First, identify where you can say “no” to others or where you need to stop and take 24 hours or walk around the block to think about volunteering to take on a task. When I’m in my most productive moments, I volunteer for more than I should and kick myself for taking on commitments that are a little larger or longer-term than I’d ideally like. When you’re in your most orderly, bullet-proof moments, it’s good to have a rule about never giving an immediate “yes’ to new projects and assignments.

Second, identify any areas in your life that you can outsource or delegate tasks you don’t enjoy or that are below your pay grade. If you are a perfectionist, this is where you will have to let go a little (or a lot). If your improved productivity has generated more income, maybe you no longer have to wash your own car or even do your own grocery shopping. Start with the chores you least enjoy and let someone else earn an income doing those while you fry your bigger fish.

Remember that perfectionism is not the same as excellence. While I don’t believe that “done is good enough,” as some productivity coaches preach, I do believe that in our pursuit of excellence we can get bogged down in perfectionism—sweating the details that undermine completion of projects and growth personally and professionally. Micromanagement and productivity don’t go together. If you’re too busy white-glove testing the door frames, or hand writing an elaborate thank you note when a friendly e-mail will do, you might achieve as much as your more relaxed peers, but it will likely be at the expense of your health and relationships.

Another area one has to continually monitor as productivity brings success is technology. I have a friend in her 70s who took several classes at an Apple store just so that she knew her Mac, iCloud and iPhone backwards and forwards. Although it wasn’t natural and normal for her to be tech savvy, she put in the time she needed to so that she wouldn’t be left behind by the digital revolution.

Is sitting in a computer class fun? No way. Putting in the time to strengthen our weakest areas is something few enjoy, but it separates the good from the great. Mastery is all about those 10,000 hours it takes to become extremely proficient at something. Read Malcolm Gladwell’s book Outliers for some great stories on how The Beatles, Bill Gates and others put in huge amounts of time learning and practicing before anyone had ever heard of them.

Taking this further, once you are proficient, you’ll have to keep noticing and exploring what’s new and available to up your game. It can be a better broom—-the Swiffer is an example of a low tech game changer—-or a new app. The compass app on my phone kept me from getting lost several times in Mexico City recently. The FitBit app makes fitness fun and keeps my friends and I challenged to try for more daily steps. Using the voice recorder on a smart phone, something that so many people fail to use, makes rattling off e-mails, texts and notes incredibly fast and efficient.
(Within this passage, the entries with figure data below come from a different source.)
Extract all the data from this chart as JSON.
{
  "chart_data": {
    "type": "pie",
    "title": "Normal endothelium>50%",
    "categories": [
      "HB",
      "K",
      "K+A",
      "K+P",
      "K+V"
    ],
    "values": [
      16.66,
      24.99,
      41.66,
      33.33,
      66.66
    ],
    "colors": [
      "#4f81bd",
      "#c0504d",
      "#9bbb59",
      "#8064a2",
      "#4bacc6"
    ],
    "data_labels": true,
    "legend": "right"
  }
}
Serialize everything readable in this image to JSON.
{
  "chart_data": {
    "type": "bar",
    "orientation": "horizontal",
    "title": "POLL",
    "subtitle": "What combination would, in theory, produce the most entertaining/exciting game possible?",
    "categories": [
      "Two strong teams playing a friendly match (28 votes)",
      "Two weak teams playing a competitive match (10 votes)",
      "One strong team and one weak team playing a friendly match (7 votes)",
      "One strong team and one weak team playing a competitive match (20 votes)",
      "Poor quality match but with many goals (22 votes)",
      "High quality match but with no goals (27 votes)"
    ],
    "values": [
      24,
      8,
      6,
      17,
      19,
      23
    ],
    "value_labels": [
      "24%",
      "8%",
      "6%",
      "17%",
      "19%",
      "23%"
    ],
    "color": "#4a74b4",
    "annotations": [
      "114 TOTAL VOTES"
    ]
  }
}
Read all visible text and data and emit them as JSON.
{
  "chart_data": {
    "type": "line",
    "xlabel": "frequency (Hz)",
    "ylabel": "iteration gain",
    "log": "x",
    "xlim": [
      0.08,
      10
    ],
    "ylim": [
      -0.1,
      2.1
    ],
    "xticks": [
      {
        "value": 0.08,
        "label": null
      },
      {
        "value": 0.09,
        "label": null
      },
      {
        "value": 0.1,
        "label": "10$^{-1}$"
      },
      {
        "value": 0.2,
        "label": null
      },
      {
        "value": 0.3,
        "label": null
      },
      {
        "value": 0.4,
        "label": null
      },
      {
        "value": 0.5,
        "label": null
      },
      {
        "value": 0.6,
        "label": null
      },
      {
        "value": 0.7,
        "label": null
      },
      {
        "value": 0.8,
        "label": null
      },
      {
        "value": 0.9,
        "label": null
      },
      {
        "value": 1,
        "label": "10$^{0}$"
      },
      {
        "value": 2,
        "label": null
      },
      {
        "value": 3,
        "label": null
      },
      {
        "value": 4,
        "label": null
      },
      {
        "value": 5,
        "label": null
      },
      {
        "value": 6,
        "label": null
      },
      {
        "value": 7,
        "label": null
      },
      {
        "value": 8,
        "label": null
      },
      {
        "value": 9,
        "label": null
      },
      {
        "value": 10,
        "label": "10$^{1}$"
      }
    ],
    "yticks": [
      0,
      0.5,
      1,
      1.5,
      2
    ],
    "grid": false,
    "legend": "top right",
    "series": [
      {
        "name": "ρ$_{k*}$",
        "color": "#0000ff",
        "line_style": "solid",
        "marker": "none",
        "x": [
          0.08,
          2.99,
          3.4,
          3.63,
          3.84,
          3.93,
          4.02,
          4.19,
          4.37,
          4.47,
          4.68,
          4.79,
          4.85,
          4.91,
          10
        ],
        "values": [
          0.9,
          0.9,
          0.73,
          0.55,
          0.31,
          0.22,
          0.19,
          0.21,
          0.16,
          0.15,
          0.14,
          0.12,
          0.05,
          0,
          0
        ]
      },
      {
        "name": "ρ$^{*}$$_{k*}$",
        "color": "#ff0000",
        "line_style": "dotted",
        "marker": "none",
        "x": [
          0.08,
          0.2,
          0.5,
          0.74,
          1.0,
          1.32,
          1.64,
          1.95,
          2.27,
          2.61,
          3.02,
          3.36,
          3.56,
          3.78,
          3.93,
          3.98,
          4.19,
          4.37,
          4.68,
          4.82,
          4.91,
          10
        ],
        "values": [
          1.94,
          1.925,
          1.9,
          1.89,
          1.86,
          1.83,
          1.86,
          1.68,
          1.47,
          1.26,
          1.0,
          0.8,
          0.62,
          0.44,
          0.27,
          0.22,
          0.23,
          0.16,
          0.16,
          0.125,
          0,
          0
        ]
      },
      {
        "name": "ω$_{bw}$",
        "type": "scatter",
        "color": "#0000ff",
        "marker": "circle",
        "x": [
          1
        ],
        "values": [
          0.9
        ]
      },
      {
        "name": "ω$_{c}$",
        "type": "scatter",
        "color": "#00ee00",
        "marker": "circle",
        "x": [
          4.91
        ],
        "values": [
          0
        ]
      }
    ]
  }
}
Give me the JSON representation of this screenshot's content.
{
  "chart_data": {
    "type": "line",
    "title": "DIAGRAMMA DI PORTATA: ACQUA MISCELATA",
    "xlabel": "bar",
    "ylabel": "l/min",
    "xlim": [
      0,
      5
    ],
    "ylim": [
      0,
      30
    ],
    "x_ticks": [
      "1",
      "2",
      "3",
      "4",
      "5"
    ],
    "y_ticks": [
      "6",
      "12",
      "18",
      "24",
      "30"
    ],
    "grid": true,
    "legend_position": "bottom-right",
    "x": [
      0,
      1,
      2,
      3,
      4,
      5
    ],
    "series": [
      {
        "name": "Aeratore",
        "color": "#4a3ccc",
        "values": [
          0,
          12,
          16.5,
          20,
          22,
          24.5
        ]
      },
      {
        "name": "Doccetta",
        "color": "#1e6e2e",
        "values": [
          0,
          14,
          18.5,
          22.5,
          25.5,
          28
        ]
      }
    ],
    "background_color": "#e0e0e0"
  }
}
Productivity apps are endless and not all of them will be helpful. Since most of them are free or very cheap, you can play with around and decide if they increase your productivity or not.

In short, to better your best, say “no” or at least stop yourself before saying “yes” immediately, delegate tasks you don’t enjoy, let go of perfectionism and micromanaging, practice and spend time on skills you need to improve, and notice/explore new productivity tools and technology. This might take a little thought and journaling to identify exactly how you want and need to spend your time. When you’re at the top of your game, you might get to go on auto-pilot for short stretches, but on the way there you need to be thoughtfully engaged and at the wheel.